Circula desde hace un par de meses un libro de Ángel Gilberto Adame titulado Octavio Paz. El misterio de la vocación. Publicado por la editorial Aguilar, y precedido por un equilibrado prólogo de otro ambicioso biógrafo de Paz, Christopher Domínguez Michael, el libro de Adame es un aporte de relieve a la tarea de apreciar, entender y analizar la trayectoria de vida del alto poeta y pensador.

El libro es un aporte importante al carácter colectivo de esta tarea biográfica de la que, por cierto, Paz mismo no estuvo ausente. La necesidad de explicarse su vida fue constante en su trabajo: lo hizo en las abundantes entrevistas; se exploró a sí mismo en sus ensayos, a veces como protagonista de otras vidas que exploró como biógrafo/crítico —tal sus trabajos sobre Xavier Villaurrutia o Jorge Cuesta— y a veces de manera vicaria, con simpatía autodelatora, como en sus estudios sobre Ramón López Velarde o Sor Juana Inés de la Cruz.

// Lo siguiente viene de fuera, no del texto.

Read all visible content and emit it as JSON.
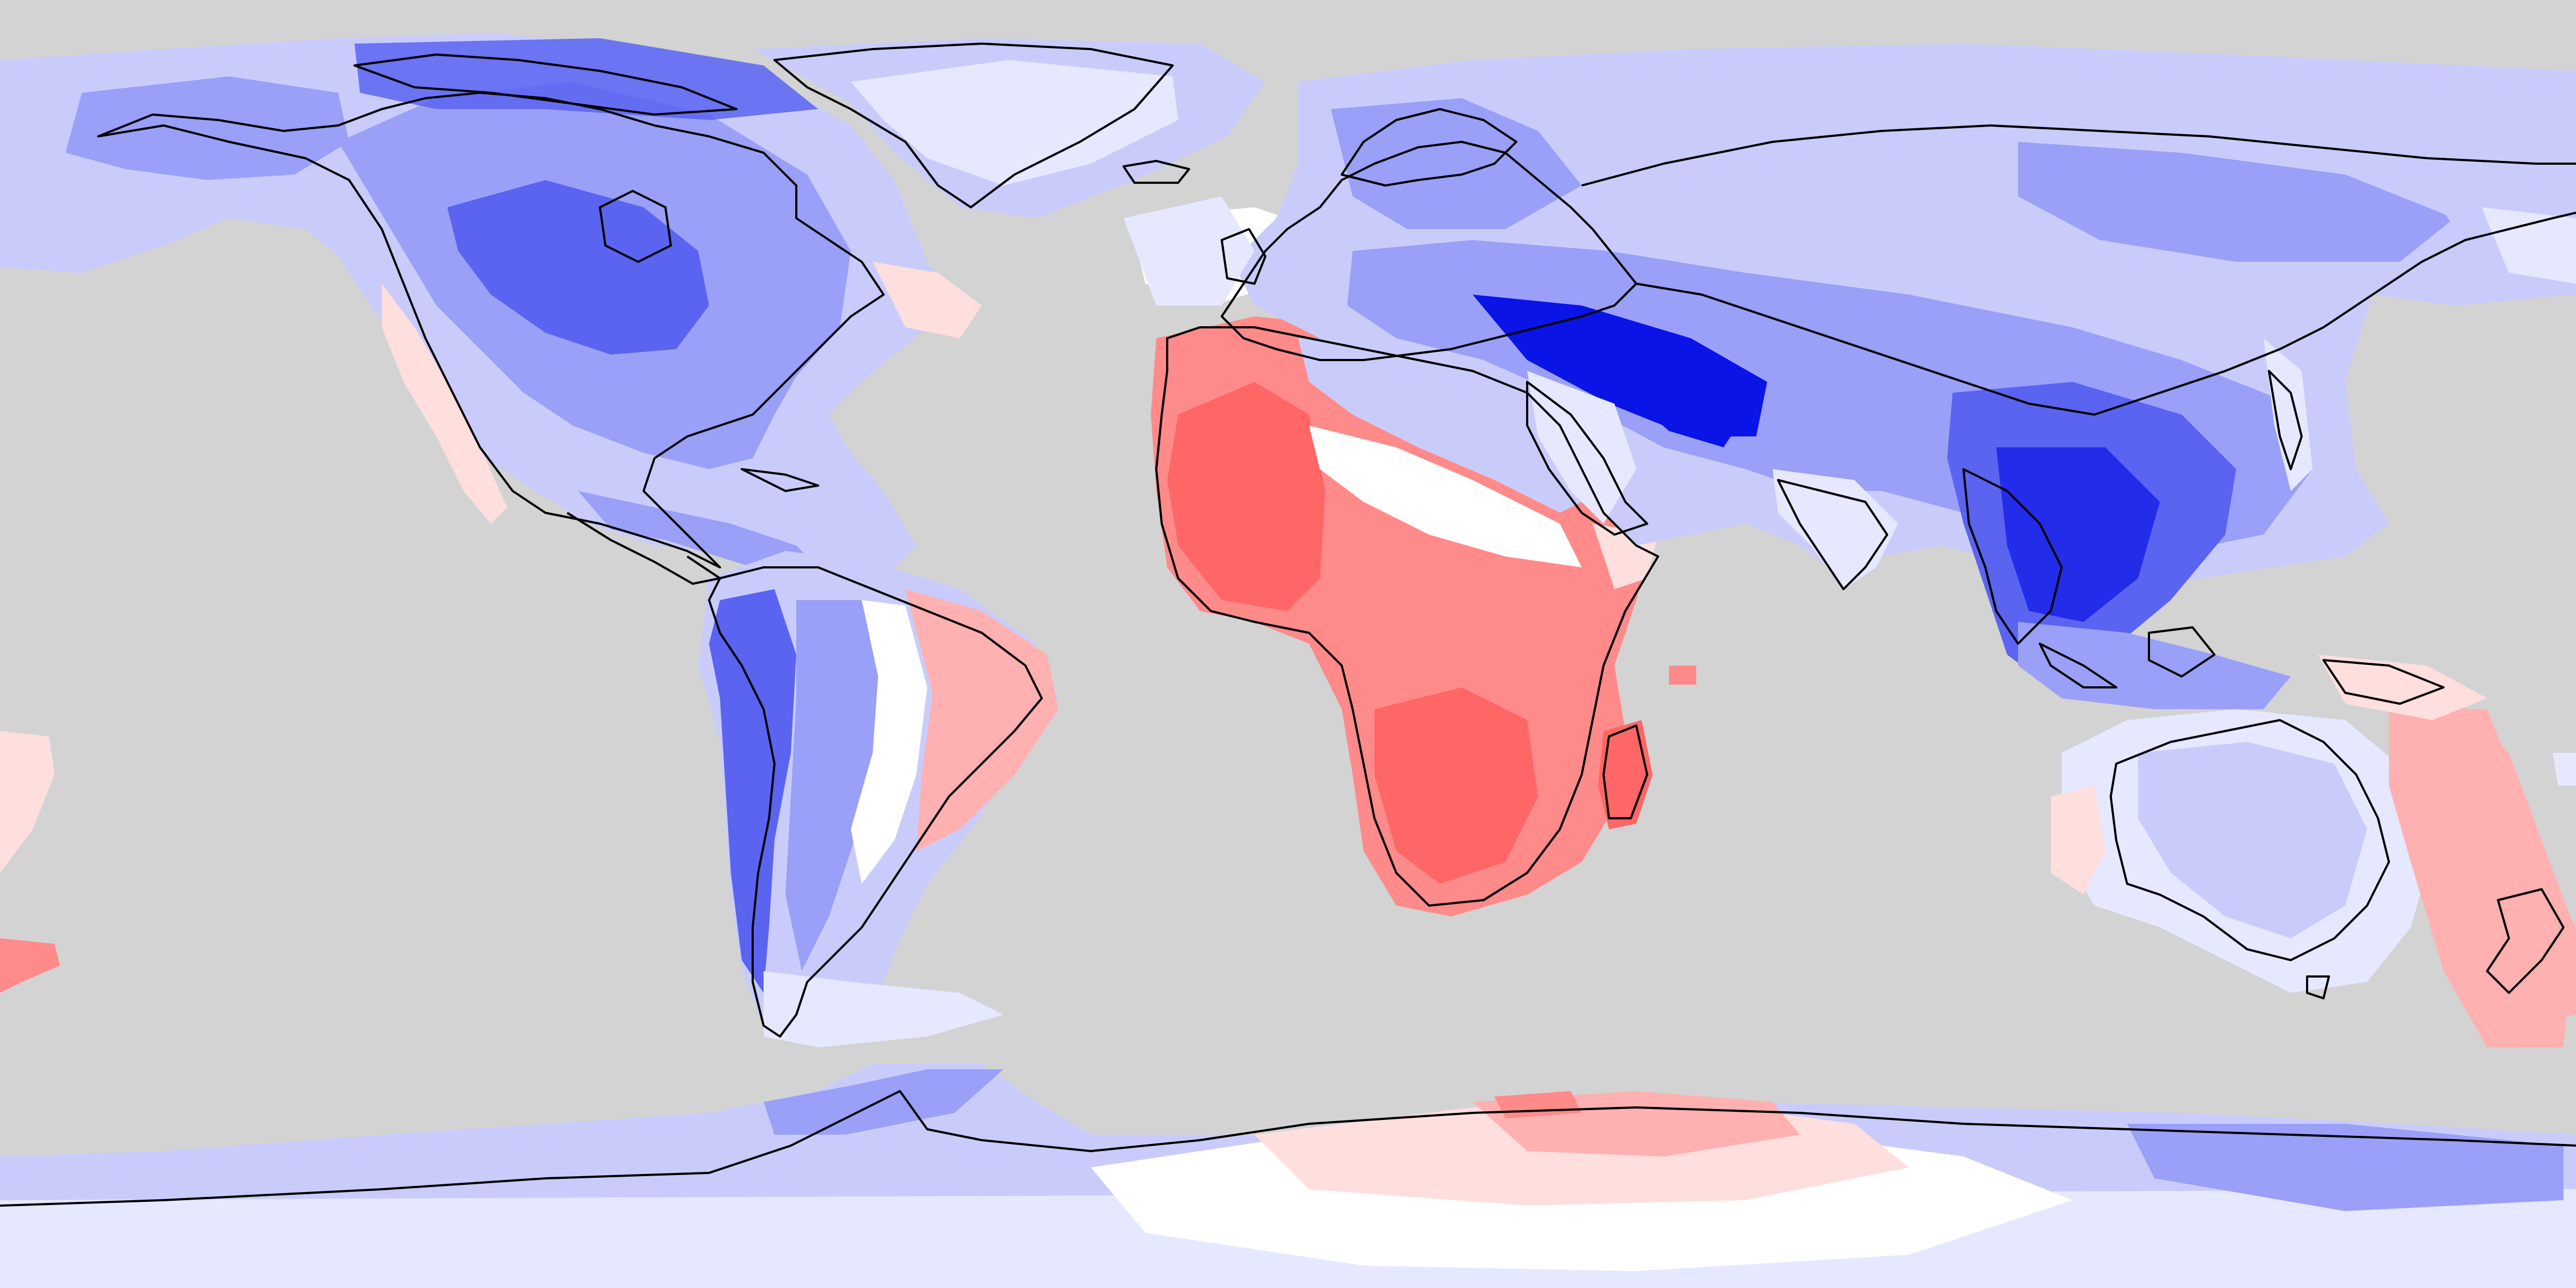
{
  "map": {
    "projection": "equirectangular",
    "ocean_color": "#d3d3d3",
    "coastline_color": "#000000",
    "colormap": [
      "#0a14e6",
      "#5a64f0",
      "#9aa0f8",
      "#c9ccfb",
      "#e6e8ff",
      "#ffffff",
      "#ffdede",
      "#ffb0b0",
      "#ff8a8a",
      "#ff6666"
    ],
    "legend": null,
    "title": ""
  },
  "regions": [
    {
      "name": "north-america",
      "field": [
        {
          "level": 3,
          "shape": "na-outer"
        },
        {
          "level": 2,
          "shape": "na-mid"
        },
        {
          "level": 1,
          "shape": "na-core"
        },
        {
          "level": 6,
          "shape": "na-west-coast"
        }
      ]
    },
    {
      "name": "greenland",
      "field": [
        {
          "level": 4,
          "shape": "greenland"
        }
      ]
    },
    {
      "name": "south-america",
      "field": [
        {
          "level": 3,
          "shape": "sa-outer"
        },
        {
          "level": 1,
          "shape": "sa-andes"
        },
        {
          "level": 7,
          "shape": "sa-brazil"
        }
      ]
    },
    {
      "name": "africa",
      "field": [
        {
          "level": 8,
          "shape": "af-outer"
        },
        {
          "level": 9,
          "shape": "af-core"
        },
        {
          "level": 5,
          "shape": "af-north"
        },
        {
          "level": 3,
          "shape": "af-sahara-blue"
        }
      ]
    },
    {
      "name": "eurasia",
      "field": [
        {
          "level": 3,
          "shape": "eu-outer"
        },
        {
          "level": 2,
          "shape": "eu-mid"
        },
        {
          "level": 0,
          "shape": "eu-core"
        },
        {
          "level": 1,
          "shape": "se-asia"
        }
      ]
    },
    {
      "name": "australia",
      "field": [
        {
          "level": 4,
          "shape": "au-outer"
        },
        {
          "level": 3,
          "shape": "au-core"
        },
        {
          "level": 7,
          "shape": "au-east"
        }
      ]
    },
    {
      "name": "antarctica",
      "field": [
        {
          "level": 3,
          "shape": "an-outer"
        },
        {
          "level": 5,
          "shape": "an-center"
        },
        {
          "level": 7,
          "shape": "an-red"
        }
      ]
    }
  ]
}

Su ánimo autobiográfico profundo, claro está, sólo se halla cabalmente en su poesía. Buen romántico, Paz hizo de la poesía el escenario en el que aspiraría a “representar con toda fidelidad a mi alma”, como escribió con arrojo juvenil en 1935 al ingresar a la mayoría de edad. Para un poeta la voluntad de autoconocimiento posee un carácter obligatorio: escribir es confesarse, dice en los mismos años juveniles, enfrentar “al tembloroso espejo que soy yo”. No se trata de una misión ni de una tarea, sino de una segunda naturaleza, una respiración alterna que reivindicó toda su larga existencia: “todo lo que yo escribo es biográfico, una tentativa por dar sentido espiritual a mis experiencias vitales, y por eso —buena o mala— mi poesía es mi otra vida”, escribió en 1963.

La poesía como forma de vida ha sido una experiencia en la que, como protagonistas subsidiarios, los lectores hemos acompañado a Paz, a veces con trabajos críticos que aumentan día con día la extensa bibliografía de Hugo Verani, algo que no deja de irritar a quienes privilegian la amnesia selectiva en las mismas páginas donde entonan vehementes loas a la importancia de la lectura en México. Ni modo.

El libro de Adame se atarea con la historia llamémosle “pública” de Paz. Es la historia de los por qués, los dóndes y cómos de una figura que se confunde con la historia misma del país en el siglo. Su colección de ensayos asume con escrupulosa paciencia una revisión documental que otros estudiosos ignoramos o soslayamos (yo el primero), ya por dificultades técnicas como el acceso a los archivos o las trepidaciones de la hemeroteca, ya por una excesiva confianza en la fuente principal de información: el poeta mismo, alguien que, sujeto a las vicisitudes de la memoria, o al interés personal, aspiró como todos a redactar las líneas generales de su vida.

Adame es un investigador enormemente tenaz y dotado de una paciencia digna de beatificación que accede a todos los fondos documentales, por más inaccesibles o inhóspitos que se antojen. Su carácter de amateur (esa otra forma de la vocación) se alimenta bien de su etimología. Notario público de profesión, es un amoroso de la curiosidad, la letra pequeña y el detalle escrupuloso. Abre puertas, arrasa obstáculos y no sólo localiza informantes sino que logra que abran los armarios, desempolven cajas viejas, encuentren el álbum de fotos y traigan a la tía parlanchina.

Hasta ahora, Adame ha apuntalado con el concreto de la certidumbre zonas de la vida de Octavio Paz que antes flotaban en los mentideros, conjeturas y vaguedades que se prestaban a interpretaciones erróneas o viciadas. Sabemos más ahora sobre los camaradas que organizaron con Paz la generación de la revista Barandal; conocemos en detalle la rocambolesca historia de “José” Bosch, ese difunto dos veces renuente; entendemos la hechiza redacción que hizo Paz de su paso por la Facultad de Derecho; miramos desde bambalinas la boda de Paz con Elena Garro y, desde luego, agregamos elementos a la (me temo) sempiterna discusión sobre la renuncia a la embajada en Nueva Dehli.

Si la de Paz fue una vocación misteriosa, la de su aficionado no lo es menos. Ángel Gilberto Adame nos ha llevado a desdecirnos, a recapitular, a no dar nada por sabido y a dudar de lo evidente. Lo ha hecho agregándole perspectiva a los hechos, y sugiriendo otros que es de desear que hurgue su mirada de espeleólogo. Un último mérito, y no el menor, y menos en México, es que lo ha hecho de la manera más encomiable, la de quien entiende que “todo lo sabemos entre todos”.